Again, this is probably due to samples that are used for testing in different assays. They may just do neutralizing Abs assay for longer period post vaccination but not the anti-S IgG ELISA.

gmhhope commented 1 year ago

Why was there no ATAC-seq done for these cells, when this method could elucidate genes being regulated that differentiate the C8 clusters from other clusters, and better substantiate the C8 subclusters?

Lol. That is too many works for a single paper. Epigenetics is interesting but so far it is really beyond the scope here, from points of a reviewer.

gmhhope commented 1 year ago

For example, is the C8 cluster a factor in why antibodies are not seen in mRNA vaccinated individuals?

I don't understand this sentence. C8 cluster seems to be a major ISG-producing heterogeneous population (See peer review for more). However, I do not really understand ext. Figure 9e, which seems to show C8 cluster is less prominent in various related BTM modules that show in FIgure 3c. I don't have time to go deeper here but let me know if you can clear my concerns.

gmhhope commented 1 year ago

Interestingly, the mRNA vaccine is the first vaccination demonstrated to not produce any autoantibodies, an aspect unique to the Pfizer vaccine (potentially mRNA vaccinations in general).

Where did you see that? I don't think that is stated in the paper. It is just said that mRNA vaccination did not show autoantibody stimulation comparing to a portion of hospitalized COVID-19 patients.

Harsha-Tamtam commented 1 year ago

Interestingly, the mRNA vaccine is the first vaccination demonstrated to not produce any autoantibodies, an aspect unique to the Pfizer vaccine (potentially mRNA vaccinations in general).
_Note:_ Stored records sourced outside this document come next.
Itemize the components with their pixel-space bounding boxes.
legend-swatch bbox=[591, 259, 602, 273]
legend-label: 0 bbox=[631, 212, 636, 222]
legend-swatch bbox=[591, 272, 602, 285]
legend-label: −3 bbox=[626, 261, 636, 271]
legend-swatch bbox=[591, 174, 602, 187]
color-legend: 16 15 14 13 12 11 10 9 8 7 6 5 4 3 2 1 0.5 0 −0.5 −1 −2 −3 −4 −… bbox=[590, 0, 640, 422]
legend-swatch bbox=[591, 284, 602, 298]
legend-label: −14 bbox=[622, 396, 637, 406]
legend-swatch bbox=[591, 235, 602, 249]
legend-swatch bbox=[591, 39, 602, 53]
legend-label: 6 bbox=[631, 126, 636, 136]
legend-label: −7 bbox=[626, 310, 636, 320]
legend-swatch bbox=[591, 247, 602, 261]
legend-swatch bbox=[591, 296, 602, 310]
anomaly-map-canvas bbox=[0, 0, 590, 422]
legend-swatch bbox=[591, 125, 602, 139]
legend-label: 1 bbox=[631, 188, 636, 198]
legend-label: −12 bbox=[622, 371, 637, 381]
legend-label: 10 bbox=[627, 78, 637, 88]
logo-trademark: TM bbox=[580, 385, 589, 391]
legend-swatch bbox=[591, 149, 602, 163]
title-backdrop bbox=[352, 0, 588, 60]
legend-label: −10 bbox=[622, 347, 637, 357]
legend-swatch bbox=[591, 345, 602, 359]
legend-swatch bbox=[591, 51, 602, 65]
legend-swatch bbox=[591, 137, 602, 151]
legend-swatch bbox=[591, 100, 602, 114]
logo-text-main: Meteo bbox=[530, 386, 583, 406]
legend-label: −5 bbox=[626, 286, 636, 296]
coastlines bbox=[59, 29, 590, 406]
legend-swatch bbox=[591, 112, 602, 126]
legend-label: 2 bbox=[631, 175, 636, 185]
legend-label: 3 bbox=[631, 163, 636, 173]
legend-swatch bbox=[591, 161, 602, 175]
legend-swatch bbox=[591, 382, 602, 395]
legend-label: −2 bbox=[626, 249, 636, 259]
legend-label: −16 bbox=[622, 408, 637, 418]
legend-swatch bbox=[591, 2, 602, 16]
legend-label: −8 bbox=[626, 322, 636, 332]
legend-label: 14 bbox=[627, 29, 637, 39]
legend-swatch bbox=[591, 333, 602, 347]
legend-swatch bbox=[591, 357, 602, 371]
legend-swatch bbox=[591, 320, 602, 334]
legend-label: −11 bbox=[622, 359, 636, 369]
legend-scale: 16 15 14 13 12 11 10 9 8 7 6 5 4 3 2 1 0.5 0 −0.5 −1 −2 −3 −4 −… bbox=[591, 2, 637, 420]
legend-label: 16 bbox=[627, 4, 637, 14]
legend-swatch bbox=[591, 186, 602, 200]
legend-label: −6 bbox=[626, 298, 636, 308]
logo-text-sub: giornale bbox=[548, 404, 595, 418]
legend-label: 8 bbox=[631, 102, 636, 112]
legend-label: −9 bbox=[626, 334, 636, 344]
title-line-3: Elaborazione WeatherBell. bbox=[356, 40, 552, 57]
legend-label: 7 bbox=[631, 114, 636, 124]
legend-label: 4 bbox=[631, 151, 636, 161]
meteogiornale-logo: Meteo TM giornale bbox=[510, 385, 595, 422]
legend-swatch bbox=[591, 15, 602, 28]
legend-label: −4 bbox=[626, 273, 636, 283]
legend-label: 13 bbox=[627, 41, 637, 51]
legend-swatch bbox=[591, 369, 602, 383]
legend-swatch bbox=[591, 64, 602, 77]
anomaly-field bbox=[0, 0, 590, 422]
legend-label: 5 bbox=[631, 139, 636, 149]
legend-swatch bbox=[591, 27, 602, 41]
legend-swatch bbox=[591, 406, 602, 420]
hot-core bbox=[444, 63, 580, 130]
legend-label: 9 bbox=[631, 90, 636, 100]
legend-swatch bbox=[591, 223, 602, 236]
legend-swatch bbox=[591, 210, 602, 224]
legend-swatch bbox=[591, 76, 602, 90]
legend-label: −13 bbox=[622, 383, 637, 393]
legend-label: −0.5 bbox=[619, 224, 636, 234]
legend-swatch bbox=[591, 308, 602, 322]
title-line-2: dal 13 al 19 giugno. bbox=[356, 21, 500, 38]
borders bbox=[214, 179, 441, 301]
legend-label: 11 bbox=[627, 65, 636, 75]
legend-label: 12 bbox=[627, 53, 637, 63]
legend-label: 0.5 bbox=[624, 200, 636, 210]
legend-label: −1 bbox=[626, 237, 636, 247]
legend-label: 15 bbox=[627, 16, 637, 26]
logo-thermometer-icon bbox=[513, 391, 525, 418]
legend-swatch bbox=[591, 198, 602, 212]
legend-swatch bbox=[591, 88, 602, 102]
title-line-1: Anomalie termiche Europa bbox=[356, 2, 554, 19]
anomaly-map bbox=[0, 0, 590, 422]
Where did you see that? I don't think that is stated in the paper. It is just said that mRNA vaccination did not show autoantibody stimulation comparing to a portion of hospitalized COVID-19 patients.

@gmhhope I may have mis-worded my statement. By this, I meant that this study was the first to demonstrate that mRNA vaccination BNT (Pfizer) did not induce changes in autoantibody levels. The authors' claim for this (pg. 411) is shown below: "Importantly, none of the individuals with pre-existing autoantibodies or anti-cytokine antibodies experienced adverse events, nor did levels of pre-existing autoantibodies or anticytokine antibodies change in response to vaccination".